A third problem arises when the user is required to use different URLs depending on the user's location: one URL for local intranet users, another for users connecting from outside of the intranet.
These problems have been addressed at this library by the use of a CGI script, "director". The discussion of this script will form the remainder of this paper.
Director works by hiding the actual access URL for a resource from the user. The user will be given a URL for a resource which points to the director script, including a single parameter which identifies the resource required. The director script uses this ID to look up a table of resources. The resource table entry will contain information which director can use to construct the actual URL, which it then returns to the user's browser as an http Location: response.
At this library, the URL for a resource will look similar to this:
where 'CC' is the ID code for a particular resource (in this case "Current Contents". Director will use the code 'CC' to look up its Resource Description Table. This table reveals that the resources is accessed through the http protocol, using the host name 'melba.unilinc.com.au/ovidweb/ovidweb.cgi', and from this information the script returns the http header
which redirects the user's browser to the required address.
We will now take a more detailed look at how the script works:The Resource Description Table
The core of director is the Resource Description Table (RDT), which is used to define individual resources. This table is a Hash, meaning that a key (the resource ID) is used to locate the resource entry in the table. This makes for a very efficient lookup.
ID => [ type, param1, ... ],
where 'ID' is the unique identifier for the resource, 'type' defines the category of resource, and 'param1, ...' defines a series of parameter values to be used in constructing the URL for that resource.

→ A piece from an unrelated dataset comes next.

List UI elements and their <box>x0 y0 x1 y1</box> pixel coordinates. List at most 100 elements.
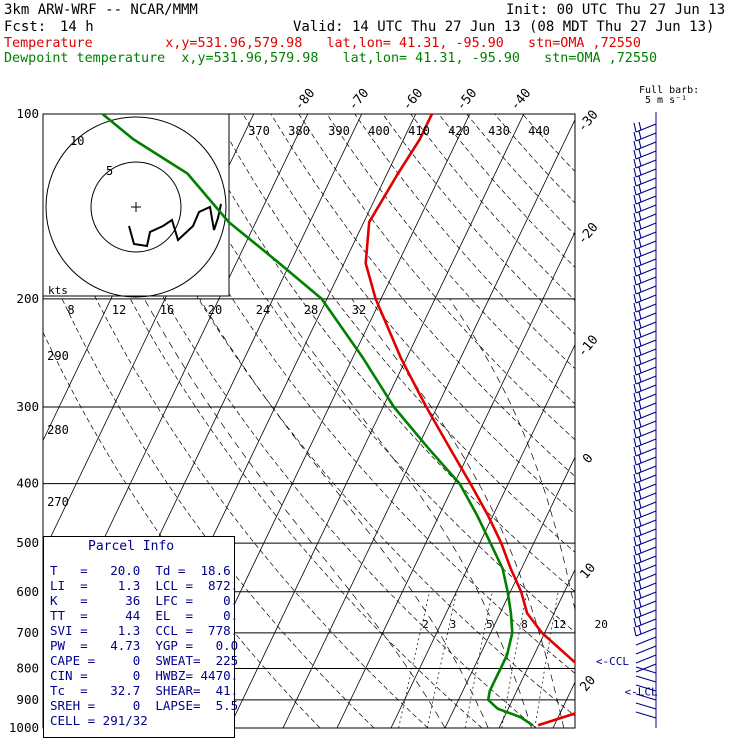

For example, the entry for the example used above (Current Contents) looks like this:
CC => [ 'http', 'melba.unilinc.edu.au/ovidweb/ovidweb.cgi' ],
The 'type' is 'http' (which is the trivial case), and the parameter (only one in this case) is 'melba.unilinc.edu.au/ovidweb/ovidweb.cgi'. The ID is 'CC', which is the value indicated in the original URL.
The Type Table
The Type Table provides director with a template for constructing the URL for each resource of a given type. (In Perl terms, the template is just a format string for the printf statement.) The format of a Type Table entry is (very simply):
type => 'template'
An example, for the 'http' type, is:
http => 'http://%s'
where each instance of "%s" in the format string is replaced by a parameter from the Resource Description Table entry. Note that in this case, the string 'http://' can be omitted from the RDT parameter, since it is already contained in the template. Only variable data needs to be supplied in the RDT.
Becaause director is written in Perl, it becomes quite easy to accomodate special cases, simply by writing additional code to cater for them. This is a major advantage of director over other approaches.
With the example mentioned in the introduction, we wished to direct the user to different addresses depending on their browser type, version and platform. The script detects the resource type ('webspirs') as a special case, for which it chooses different templates based on the user's browser type, version and platform. This information is provided by the browser as part of the standard CGI request data, in the User-Agent string.
So, a RDT entry for one of our ERL databases might look like this:
SIAL => [ 'webspirs', 'serials', 'serials' ],
And director will use one or other of these templates according to the user's browser, version and platform:
webspirs3 => 'http://digital.library.adelaide.edu.au/cgi-bin/webspirs.cgi?sp.username=%s&sp.password=%s', webspirs4 => 'http://digital.library.adelaide.edu.au:8590/?sp.username=%s&sp.password=%s',
The URL seen by the user for this example would be:
With the current version, the RDT is generated with inline code -- meaning that the Hash table has to be built by Perl each time it is run. This is not a problem now, but with a larger number of resources this may become inefficient. A solution would be to pre-build the table into a DBM file, which would be opened and read by director.
Using a DBM file would have another benefit, in that it would make it possible, through additional scripts, for staff to maintain RDT entries, for example through another CGI interface.